L’Algérie a toujours était classée parmi les pays pétroliers qui pratiquent des tarifs de carburants les plus bas. Ce statut n’a pas empêché l’Etat à ajuster graduellement ses prix depuis 2016.

Ainsi, de 2016 à 2020, les prix du carburant à la pompe ont enregistré des augmentations graduelles, en fonction des artifices fiscaux introduits dans les lois des finances. Cette décision d’entamer les hausses des prix du carburant a été enclenchée au lendemain du choc pétrolier de 2014.

Depuis, l’État a décidé de lever le pied sur le soutien au prix des carburants, en commençant par augmenter la TVA des produits pétroliers, qui passe ainsi de 7 à 17%. Ce qui a provoqué une cascade d’augmentations des tarifs des produits pétroliers.

Ainsi, le prix de l’essence super qui était de 23,00 dinars le litre monte à 31,42 dinars, après les premières augmentations de 2016. Aussi, l’essence normale qui était à 21,20 dinars, passe à 28,45 dinars, et l’essence sans plomb qui se vendait à 22,60 dinars, augment à 31,02. Enfin, le gasoil qui était à 13,70 dinars augmente et passe à 18,76 dinars le litre.

Une année après, en 2017, une autre augmentation des prix du carburant est encore décidée par le gouvernement. L’essence normale passe ainsi, à 32,69 dinars, le super à 35,72 et le sans plomb à 35,33. Le gasoil, quant à lui passe à 20,42 dinars.

Mais cette augmentation des prix est presque devenue une habitude, puisqu’elle a suivi ce même rythme durant deux années consécutives.
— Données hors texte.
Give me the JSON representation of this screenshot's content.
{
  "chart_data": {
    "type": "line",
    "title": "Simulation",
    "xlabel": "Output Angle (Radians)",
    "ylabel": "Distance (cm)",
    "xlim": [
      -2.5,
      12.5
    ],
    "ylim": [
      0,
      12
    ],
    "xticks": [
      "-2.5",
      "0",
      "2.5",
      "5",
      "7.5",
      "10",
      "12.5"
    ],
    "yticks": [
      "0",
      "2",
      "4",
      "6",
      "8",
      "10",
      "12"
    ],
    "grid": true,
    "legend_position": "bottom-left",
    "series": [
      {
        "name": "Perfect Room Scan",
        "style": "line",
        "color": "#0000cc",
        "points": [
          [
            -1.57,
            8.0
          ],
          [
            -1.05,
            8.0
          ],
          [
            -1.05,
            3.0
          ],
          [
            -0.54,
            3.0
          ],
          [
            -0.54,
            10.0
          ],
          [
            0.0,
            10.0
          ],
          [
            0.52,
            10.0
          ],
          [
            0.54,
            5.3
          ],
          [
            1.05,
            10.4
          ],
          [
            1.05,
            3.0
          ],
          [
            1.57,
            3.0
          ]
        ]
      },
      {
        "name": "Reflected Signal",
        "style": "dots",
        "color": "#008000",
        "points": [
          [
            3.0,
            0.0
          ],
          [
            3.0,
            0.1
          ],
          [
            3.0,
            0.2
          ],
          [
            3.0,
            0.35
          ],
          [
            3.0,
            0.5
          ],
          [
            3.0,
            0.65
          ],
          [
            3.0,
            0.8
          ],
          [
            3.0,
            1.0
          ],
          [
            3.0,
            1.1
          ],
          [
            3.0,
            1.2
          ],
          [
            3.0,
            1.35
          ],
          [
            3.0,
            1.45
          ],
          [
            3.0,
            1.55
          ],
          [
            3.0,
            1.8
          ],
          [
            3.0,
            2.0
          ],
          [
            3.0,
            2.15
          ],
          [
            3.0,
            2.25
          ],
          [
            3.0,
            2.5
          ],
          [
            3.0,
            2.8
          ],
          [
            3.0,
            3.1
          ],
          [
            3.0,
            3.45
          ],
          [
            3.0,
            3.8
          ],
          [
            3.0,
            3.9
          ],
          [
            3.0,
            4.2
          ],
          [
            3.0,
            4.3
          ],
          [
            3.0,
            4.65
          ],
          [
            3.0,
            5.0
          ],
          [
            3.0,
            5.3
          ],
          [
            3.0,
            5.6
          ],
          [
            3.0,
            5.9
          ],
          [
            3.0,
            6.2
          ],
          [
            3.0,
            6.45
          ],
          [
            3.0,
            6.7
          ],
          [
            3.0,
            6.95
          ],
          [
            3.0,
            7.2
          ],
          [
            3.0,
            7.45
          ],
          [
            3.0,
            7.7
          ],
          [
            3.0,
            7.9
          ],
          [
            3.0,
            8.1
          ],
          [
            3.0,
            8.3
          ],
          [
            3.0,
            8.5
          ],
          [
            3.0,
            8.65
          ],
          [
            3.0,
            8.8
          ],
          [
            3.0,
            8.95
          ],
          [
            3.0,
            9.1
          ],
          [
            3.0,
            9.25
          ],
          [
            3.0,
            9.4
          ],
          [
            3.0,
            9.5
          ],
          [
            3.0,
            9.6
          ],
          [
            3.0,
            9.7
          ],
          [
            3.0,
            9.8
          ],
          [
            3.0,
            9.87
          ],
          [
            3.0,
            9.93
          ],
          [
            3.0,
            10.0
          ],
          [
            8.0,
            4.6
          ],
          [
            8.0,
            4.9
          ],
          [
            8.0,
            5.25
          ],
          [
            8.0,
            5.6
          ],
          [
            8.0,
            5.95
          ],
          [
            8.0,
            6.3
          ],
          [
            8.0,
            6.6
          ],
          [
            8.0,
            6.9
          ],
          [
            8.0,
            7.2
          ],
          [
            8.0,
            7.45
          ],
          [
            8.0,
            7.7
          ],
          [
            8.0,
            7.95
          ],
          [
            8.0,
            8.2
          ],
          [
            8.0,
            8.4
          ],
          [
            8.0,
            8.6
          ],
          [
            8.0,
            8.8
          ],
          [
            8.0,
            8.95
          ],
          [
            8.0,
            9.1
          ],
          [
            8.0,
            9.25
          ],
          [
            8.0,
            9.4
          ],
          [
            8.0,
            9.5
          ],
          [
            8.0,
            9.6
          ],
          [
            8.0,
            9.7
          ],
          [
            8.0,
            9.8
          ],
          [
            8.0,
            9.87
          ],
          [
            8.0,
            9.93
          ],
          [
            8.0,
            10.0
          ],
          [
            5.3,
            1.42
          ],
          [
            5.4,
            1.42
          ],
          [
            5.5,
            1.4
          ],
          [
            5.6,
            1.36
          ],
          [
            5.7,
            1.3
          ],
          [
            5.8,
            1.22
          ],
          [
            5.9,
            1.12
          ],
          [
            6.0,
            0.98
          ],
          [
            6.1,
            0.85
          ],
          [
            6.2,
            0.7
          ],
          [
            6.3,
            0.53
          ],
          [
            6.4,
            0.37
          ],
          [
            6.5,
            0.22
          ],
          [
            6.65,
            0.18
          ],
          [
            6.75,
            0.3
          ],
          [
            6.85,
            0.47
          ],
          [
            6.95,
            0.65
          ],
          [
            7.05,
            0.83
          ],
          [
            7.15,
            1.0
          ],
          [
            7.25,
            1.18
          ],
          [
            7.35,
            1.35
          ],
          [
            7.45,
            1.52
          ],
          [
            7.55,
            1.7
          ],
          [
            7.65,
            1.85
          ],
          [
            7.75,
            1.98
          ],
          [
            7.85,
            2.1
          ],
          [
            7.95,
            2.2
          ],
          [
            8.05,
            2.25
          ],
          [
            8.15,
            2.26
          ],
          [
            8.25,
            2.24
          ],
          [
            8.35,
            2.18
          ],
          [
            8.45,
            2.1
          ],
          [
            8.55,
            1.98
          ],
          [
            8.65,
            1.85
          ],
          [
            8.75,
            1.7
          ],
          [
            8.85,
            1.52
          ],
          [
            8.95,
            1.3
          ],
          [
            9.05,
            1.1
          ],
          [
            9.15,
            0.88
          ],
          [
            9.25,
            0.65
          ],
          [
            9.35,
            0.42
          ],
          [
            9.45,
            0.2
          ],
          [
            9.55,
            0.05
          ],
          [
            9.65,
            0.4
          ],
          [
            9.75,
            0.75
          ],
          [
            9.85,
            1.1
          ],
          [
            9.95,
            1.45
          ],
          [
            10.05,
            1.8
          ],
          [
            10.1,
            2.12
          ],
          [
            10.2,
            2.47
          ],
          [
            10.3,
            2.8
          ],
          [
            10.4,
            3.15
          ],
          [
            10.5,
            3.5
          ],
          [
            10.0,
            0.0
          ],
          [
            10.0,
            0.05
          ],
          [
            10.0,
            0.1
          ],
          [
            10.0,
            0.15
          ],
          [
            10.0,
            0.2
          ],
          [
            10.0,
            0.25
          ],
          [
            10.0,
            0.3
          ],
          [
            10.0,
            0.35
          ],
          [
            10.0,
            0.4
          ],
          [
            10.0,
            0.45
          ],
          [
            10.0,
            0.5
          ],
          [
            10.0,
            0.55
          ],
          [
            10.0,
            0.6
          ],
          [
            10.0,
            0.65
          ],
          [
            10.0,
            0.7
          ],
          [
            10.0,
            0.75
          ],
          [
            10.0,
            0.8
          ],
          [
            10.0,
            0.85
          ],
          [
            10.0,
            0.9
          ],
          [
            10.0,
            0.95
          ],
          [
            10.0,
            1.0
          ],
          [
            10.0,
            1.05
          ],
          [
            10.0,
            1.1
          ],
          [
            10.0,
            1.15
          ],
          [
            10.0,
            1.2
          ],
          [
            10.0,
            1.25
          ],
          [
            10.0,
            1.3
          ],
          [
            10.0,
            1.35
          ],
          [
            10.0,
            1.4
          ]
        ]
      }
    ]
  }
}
Au moment où les Algériens s’attendaient à une autre hausse, la loi de finances de 2018 est venue préciser ses attentes.

Ainsi, une troisième augmentation a été effectuée pour l’année 2018. L’essence normale passe donc à 38,94 dinars le litre, le super à 41,97 dinars, et le sans plomb à 41,62 dinars le litre. Le litre du gasoil, quant à lui passe à 23,06 dinars.

Les hausses reprennent en mi-2020

Après les augmentations de 2018, la loi de finance de 2019 n’a pas connu dans ses articles une éventuelle augmentation, ni pour le carburant ni pour d’autres taxes. C’était une loi qui obéissait à une conjoncture politique en préparation à un cinquième mandat présidentiel de Bouteflika.

Mais, la réalité économique, et même politique, ont fait qu’une autre augmentation des prix des produits pétroliers était nécessaire. Quoique cette décision ne soit pas prise en compte dans la loi de finance de 2020, le PLFC  est venu rectifier le tir. Notamment après la chute drastique des cours du pétrole, en raison de la pandémie mondiale du coronavirus.

Ainsi, de nouvelles hausses sont venues s’ajouter à celles pratiquée en 1018. L’essence normale est ainsi portée à 41,94 dinars le litre, le super à 44,97 dinars et le sans plomb à 44 dinars. Le prix du diesel a atteint les 28,06 dinars.

Cette nouvelle grille des prix remet au goût du jour le projet de révision du dispositif des subventions généralisées. Comme en 2016 et 2018, l’État justifie cette hausse des prix par une « surconsommation énergétique », ainsi que par les besoins de sa rationalisation.

Le ministre des Finances, Abderrahmane Raouya, lors d’une plénière au Conseil de la nation, consacrée au débat du PLFC 2020, avait indiqué que L’augmentation des prix des carburants, permettra de « réduire la surconsommation de cette matière essentielle et aussi la subvention indirecte de l’Etat à ce produit ».

Il  à affirmé aussi que cette hausse poussera l’orientation des consommateurs vers l’utilisation du GPL (gaz de pétrole liquéfié).  Un carburant qui n’a pas changé de prix (9 dinars le litre) et qui connait une nette augmentation de sa consommation depuis les augmentations des prix des autres carburants.